Dalam konteks mempersepsi perbedaan yang dapat saja memicu konflik dan tindakan anarkhis, umat Hindu meyakini beberapa ajaran yang esensial, untuk mengembangkan sikap toleransi atau solidaritas dalam kehidupan bermasyarakat dan berbangsa yang pluraristik. Ajaran itu antara lain adalah Tat Twam Asi dan Tri Hita Karana, untuk mengembangkan toleransi dan solidaritas antar individu, kelompok, religi, bahkan solidaritas antar bangsa. Tat twam asi, mengembangkan sikap persaudaraan sejati yang setara, kesetaraan yang bersifat universal  meyakini secara mutlak bahwa semua mahluk ciptaan Tuhan. Tri Hita Karana, tri = tiga, karana = sumber/ penyebab, hita = kebahagiaan. Ada tiga esensi kehidupan manusia untuk dapat hidup bahagia dan sejahtera di dunia. Ketiga sumber/penyebab merupakan dimensi hakiki yang mencerminkan keterhubungan (connectedness) kehidupan manusia, yakni manusia  dengan Tuhan (parahyangan), manusia  dengan sesama (pawongan) dan manusia dengan lingkungan (palemahan).
Earth Hour
    Sejak dua tahun lalu WWF memprakarsai Earth Hour 60 menit, sebuah kampanye berupa gerakan memadamkan lampu selama satu jam untuk membiasakan gaya hidup hemat energi melalui pemadaman lampu. Ketika dimulai tahun 2008 (Kompas 31/3/2008), memberitakan 26 kota besar di seluruh dunia mengikuti kampanye Earth Hour ini, yang dimulai di Sidney. Waktu satu jam lampu padam memberi kontribusi terhadap penghematan penggunaan bahan bakar fosil. Kompas (14/2/2011) membuat ilustrasi jika 10 persen penduduk DKI Jakarta sekitar 700 000 mematikan dua buah lampu selama sejam akan dihemat 300 megawat, emisi yang tidak terlepas sekitar 267 ton. Luar biasa memang dampak gerakan ini dalam menumbuhkan gaya hidup hemat energi, kuncinya adalah kemauan untuk memadamkan lampu yang memang nyalanya  tidak dibutuhkan.
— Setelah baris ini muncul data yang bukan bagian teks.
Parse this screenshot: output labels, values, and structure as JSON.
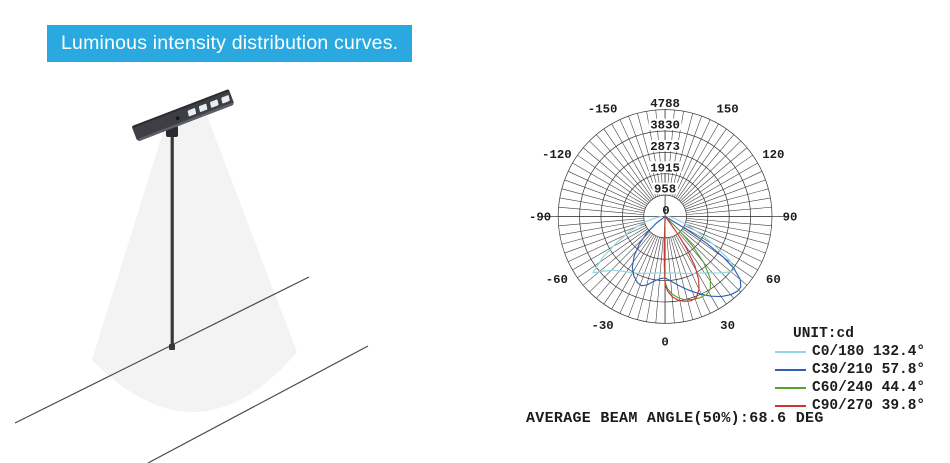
{
  "banner": {
    "label": "Luminous intensity distribution curves.",
    "bg_color": "#29a9e0",
    "text_color": "#ffffff"
  },
  "illustration": {
    "name": "solar-street-lamp-with-light-cone"
  },
  "chart_data": {
    "type": "line",
    "subtype": "polar-luminous-intensity",
    "title": "",
    "unit_label": "UNIT:cd",
    "caption": "AVERAGE BEAM ANGLE(50%):68.6 DEG",
    "rmax": 4788,
    "radial_ticks": [
      "958",
      "1915",
      "2873",
      "3830",
      "4788"
    ],
    "center_tick": "0",
    "angle_ticks": [
      -150,
      -120,
      -90,
      -60,
      -30,
      0,
      30,
      60,
      90,
      120,
      150
    ],
    "grid": {
      "rings": 5,
      "spoke_step_deg": 5,
      "color": "#3d3d3d"
    },
    "legend_position": "bottom-right",
    "series": [
      {
        "name": "C0/180",
        "beam_angle": "132.4°",
        "legend": "C0/180 132.4°",
        "color": "#8fd6e6",
        "points": [
          [
            -90,
            150
          ],
          [
            -82,
            420
          ],
          [
            -75,
            900
          ],
          [
            -68,
            1650
          ],
          [
            -62,
            2400
          ],
          [
            -57,
            3300
          ],
          [
            -52,
            4100
          ],
          [
            -48,
            3650
          ],
          [
            -44,
            3350
          ],
          [
            -40,
            3180
          ],
          [
            -35,
            3020
          ],
          [
            -30,
            2920
          ],
          [
            -25,
            2810
          ],
          [
            -20,
            2710
          ],
          [
            -15,
            2630
          ],
          [
            -10,
            2570
          ],
          [
            -5,
            2540
          ],
          [
            0,
            2530
          ],
          [
            5,
            2540
          ],
          [
            10,
            2570
          ],
          [
            15,
            2630
          ],
          [
            20,
            2710
          ],
          [
            25,
            2820
          ],
          [
            30,
            2940
          ],
          [
            35,
            3090
          ],
          [
            40,
            3300
          ],
          [
            45,
            3580
          ],
          [
            50,
            3850
          ],
          [
            53,
            3900
          ],
          [
            56,
            3450
          ],
          [
            60,
            2500
          ],
          [
            64,
            1700
          ],
          [
            70,
            1000
          ],
          [
            78,
            480
          ],
          [
            84,
            220
          ],
          [
            90,
            100
          ]
        ]
      },
      {
        "name": "C30/210",
        "beam_angle": "57.8°",
        "legend": "C30/210 57.8°",
        "color": "#2f5fb4",
        "points": [
          [
            -57,
            0
          ],
          [
            -53,
            500
          ],
          [
            -48,
            1100
          ],
          [
            -43,
            1700
          ],
          [
            -38,
            2250
          ],
          [
            -33,
            2700
          ],
          [
            -28,
            3000
          ],
          [
            -23,
            3200
          ],
          [
            -19,
            3280
          ],
          [
            -15,
            3180
          ],
          [
            -10,
            2950
          ],
          [
            -5,
            2800
          ],
          [
            0,
            2750
          ],
          [
            5,
            2900
          ],
          [
            10,
            3100
          ],
          [
            15,
            3330
          ],
          [
            20,
            3580
          ],
          [
            25,
            3850
          ],
          [
            30,
            4120
          ],
          [
            35,
            4380
          ],
          [
            40,
            4570
          ],
          [
            44,
            4660
          ],
          [
            47,
            4640
          ],
          [
            50,
            4400
          ],
          [
            53,
            3850
          ],
          [
            55,
            3200
          ],
          [
            57,
            2300
          ],
          [
            59,
            1200
          ],
          [
            61,
            0
          ]
        ]
      },
      {
        "name": "C60/240",
        "beam_angle": "44.4°",
        "legend": "C60/240 44.4°",
        "color": "#57a334",
        "points": [
          [
            -4,
            0
          ],
          [
            -2,
            1200
          ],
          [
            -1,
            2200
          ],
          [
            0,
            2950
          ],
          [
            2,
            3250
          ],
          [
            5,
            3480
          ],
          [
            9,
            3680
          ],
          [
            13,
            3820
          ],
          [
            18,
            3910
          ],
          [
            23,
            3960
          ],
          [
            28,
            3960
          ],
          [
            32,
            3830
          ],
          [
            36,
            3450
          ],
          [
            40,
            2700
          ],
          [
            43,
            1800
          ],
          [
            46,
            800
          ],
          [
            48,
            0
          ]
        ]
      },
      {
        "name": "C90/270",
        "beam_angle": "39.8°",
        "legend": "C90/270 39.8°",
        "color": "#cb3434",
        "points": [
          [
            -2,
            0
          ],
          [
            -1,
            1600
          ],
          [
            0,
            3050
          ],
          [
            2,
            3350
          ],
          [
            5,
            3600
          ],
          [
            9,
            3800
          ],
          [
            13,
            3900
          ],
          [
            17,
            3950
          ],
          [
            21,
            3900
          ],
          [
            25,
            3600
          ],
          [
            28,
            3200
          ],
          [
            31,
            2600
          ],
          [
            34,
            1700
          ],
          [
            36,
            900
          ],
          [
            38,
            300
          ],
          [
            39,
            0
          ]
        ]
      }
    ]
  }
}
    Umat Hindu dalam rangka Hari Raya Nyepi tahun Saka 1933,  tahun ini jatuh pada hari Sabtu tanggal 5 Maret 2011. Ada empat pantangan yang sudah menradisi dalam memperingati Nyepi yang dikenal sebagai Catur Berata Penyepian, yakni amati lelungaan, tidak bepergian, jadi harus tetap tinggal di rumah, biasa diisi dengan kegiatan spiritual kerohanian.  Amati karya, tidak melakukan aktivitas/kerja. Amati lelanguan, tidak menyelenggarakan hiburan, pesta fora.  Amati geni, tidak menyalakan api/lampu, selama 24 jam (satu hari).  Pulau Bali saat itu karena mayoritas penduduknya merayakan Nyepi tentu pantangan amati geni yang ditandai dengan pemadaman lampu  secara total. Inilah gerakan kampanye Earth Hour model Bali.  Penghematan energi dalam rangka hari Nyepi, berupa pemadaman lampu, penghentian kerja dan pabrik-pabrik dan terhentinya transportasi darat, laut dan udara tentu akan menghentikan pelepasan emisi karbon dioksida. Fenomena ini memang menarik untuk dikaji, khusunya pulau Bali yang pada saat itu benar-benar gelap gulita, sepi dari hiruk pikuk deru mesin motor, mobil dan mesin-mesin pabrik.
Rangkaian Nyepi ini sudah menjadi tradisi ratusan tahun. Melalui Nyepi diilhami ajaran yang esensial dapat mengumandangkan perdamaian, memupuk dan mengembangkan semangat toleransi/solidaritas antar sesama dan kesadaran untuk menghemat energi. Setiap orang Hindu ketika berdoa, selalu ditutup dengan Om Santhi (3 kali), yang bermakna kiranya Tuhan menganugerahkan kedamaian, damai di hati, damai di dunia dan damai selamanya. Selamat merayakan Nyepi, panjatkan doa dan tutup dengan Santhi tiga kali untuk ikut mewujudkan kedamaian di bumi Nusantara. Semoga.

(I Gusti Bagus Arjana, Guru Besar Geografi Lingkungan, Universitas Nusa Cendana, Kupang).